Я бродил вдоль каналов, время от времени подкрепляясь в баре. В обычное время я купил бы бутылку и пошёл в отель, обошлось бы много дешевле. Но если погром души, то какие тут сожаления о расходах… С Жозом не выпьешь, сухопарый положительный голландец с семьёй… Потому я бродил, глядел в зелёную воду каналов, на пришвартованные повсюду велосипеды, сутулился от ветра и размышлял. Уже ближе к вечеру я вдруг остановился у невзрачного дома с только что вставленными новыми окнами, новые рамы крикливо выделялись на старой стене. Если бы не рамы, я бы не остановился. В Амстердаме было где останавливаться и без рам. Я был здесь уже третий раз, в этом городе каналов, велосипедов, тюльпанов и индонезийских клошаров. Отвлекшись от рам, я прочитал вывеску учреждения, которому рамы принадлежали. «Юрий Егоров’с Фондейшн!» Под вывеской солидная бумага крупным шрифтом оповещала, что Фондейшн учреждена душеприказчиками пианиста Юрия Егорова и ставит своей целью поощрение и финансирование молодых музыкантов, устройство музыкальных конкурсов… и так далее…

Боже мой, Юрочка! Юрка! Я и не знал, что он умер, потому что потерял с ним связь, уехав во Францию из Соединенных Штатов, ведь дружили мы с ним в Нью-Йорке. Правда, один раз я видел его портрет на обложке журнала «Монд де ля Мюзик» («Мир музыки»), ещё раз – на обложке другого музыкального журнала. Он был очень знаменит. Если не ошибаюсь, он остался в Голландии, не вернулся с заграничных гастролей где-то году в 1972-м. Победитель конкурса Чайковского, стройный юноша из Казани, черноволосый… Я стоял там, у витрины Фондейшн, учреждённой в честь моего друга, и готов был заплакать, впервые лет за пятнадцать. Поскольку это, в общем, нечеловеческая ситуация: ты гуляешь по городу и вдруг – бац, перед тобой могила твоего друга. Такое бывает обычно во сне. В кошмарах, «в тяжком-тяжком сне – после обеда», – как говорил Шекспир. Ветер швырял мне в лицо последние листья.

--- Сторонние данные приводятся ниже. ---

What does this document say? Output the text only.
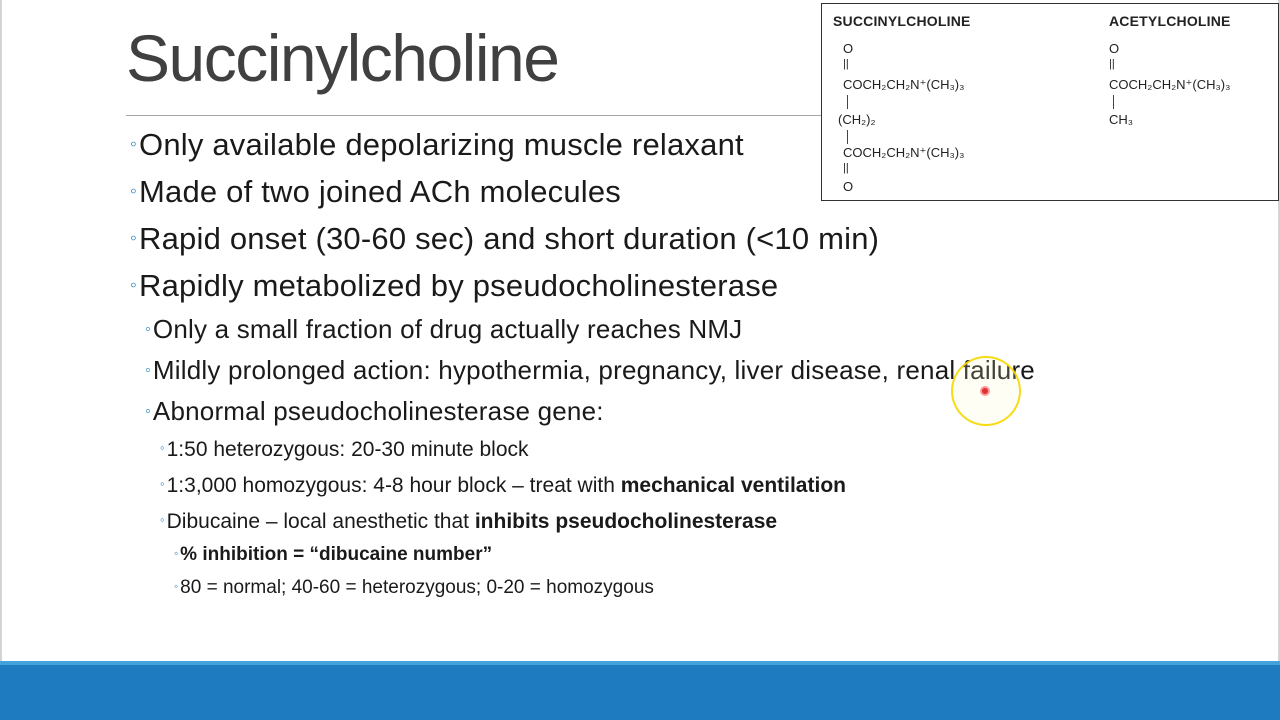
Succinylcholine
◦Only available depolarizing muscle relaxant
◦Made of two joined ACh molecules
◦Rapid onset (30-60 sec) and short duration (<10 min)
◦Rapidly metabolized by pseudocholinesterase
◦Only a small fraction of drug actually reaches NMJ
◦Mildly prolonged action: hypothermia, pregnancy, liver disease, renal failure
◦Abnormal pseudocholinesterase gene:
◦1:50 heterozygous: 20-30 minute block
◦1:3,000 homozygous: 4-8 hour block – treat with mechanical ventilation
◦Dibucaine – local anesthetic that inhibits pseudocholinesterase
◦ % inhibition = “dibucaine number”
◦ 80 = normal; 40-60 = heterozygous; 0-20 = homozygous
SUCCINYLCHOLINE	ACETYLCHOLINE
O
||
COCH₂CH₂N⁺(CH₃)₃
(CH₂)₂
COCH₂CH₂N⁺(CH₃)₃
||
O
O
||
COCH₂CH₂N⁺(CH₃)₃
CH₃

Юра Егоров появился в Нью-Йорке где-то в 1978-м. Может, он появлялся и раньше, но я его не встречал. Но если раньше он приезжал на гастроли, то в 1978-м он решил пожить в городе Вавилоне. Он перебрался в Нью-Йорк вместе со своим любовником – голландцем Яном, тот был художник. Сухопарый, загорелый зверь с длинными ногами. Есть гомосексуалисты, глядя на которых так и просится выплюнуть презрительное «пэдэ!» (во Франции ещё презрительней говорят «педаль»), настолько это вульгарные, пошлые артисты своего жанра. У Юрки никогда не видел я и тени педоватости. Это был нормальный парень, любитель выпить и наркоман. Ну, а что? Да, наркоман. Любил летать. В 1979 году они с Яном купили себе «лофт» в Виллидже и белый рояль. Я же говорю, он был знаменит и достаточно богат. И именно в 1979 году состоялся его знаменитый концерт в Карнеги-Холл, где он исполнил впервые в истории Карнеги-Холла в один вечер два «сета» (т. е., ну, как комплекта) этюдов Шопена. Это очень трудоемкая, лошадиная, физически тяжелая работа – исполнять «сет» этюдов Шопена. А два «сета» вообще мало кому по силам.

Я в тот год работал хаузкипером. Он пригласил меня на концерт в Карнеги, и это был первый и единственный раз, когда я ходил туда. Юрка дал мне билет. Я опоздал, так как задержался в своем «хаузе», которого я был «держатель». Неурочно приехал мой босс Питер, и мне пришлось что-то для него организовывать. В Карнеги я прибежал. Входя в зал, я встретил Генку Шмакова и Ростроповича. С семьей Ростроповичей я был знаком: с дочерьми и с Галиной Вишневской, бывал у них в квартире, напротив «Джульярд Скул», даже некоторое время встречался с их младшей дочкой – Еленой, ей посвящены некоторые куски «Дневника неудачника». Но вот отца я видел впервые. Шмаков познакомил нас. «А, знаменитый революционер!» – воскликнул Ростропович, нещадно ломая буквы «р». «Сука, – подумал я, – подначивает». О моих политических взглядах ему наверняка рассказал Шмаков.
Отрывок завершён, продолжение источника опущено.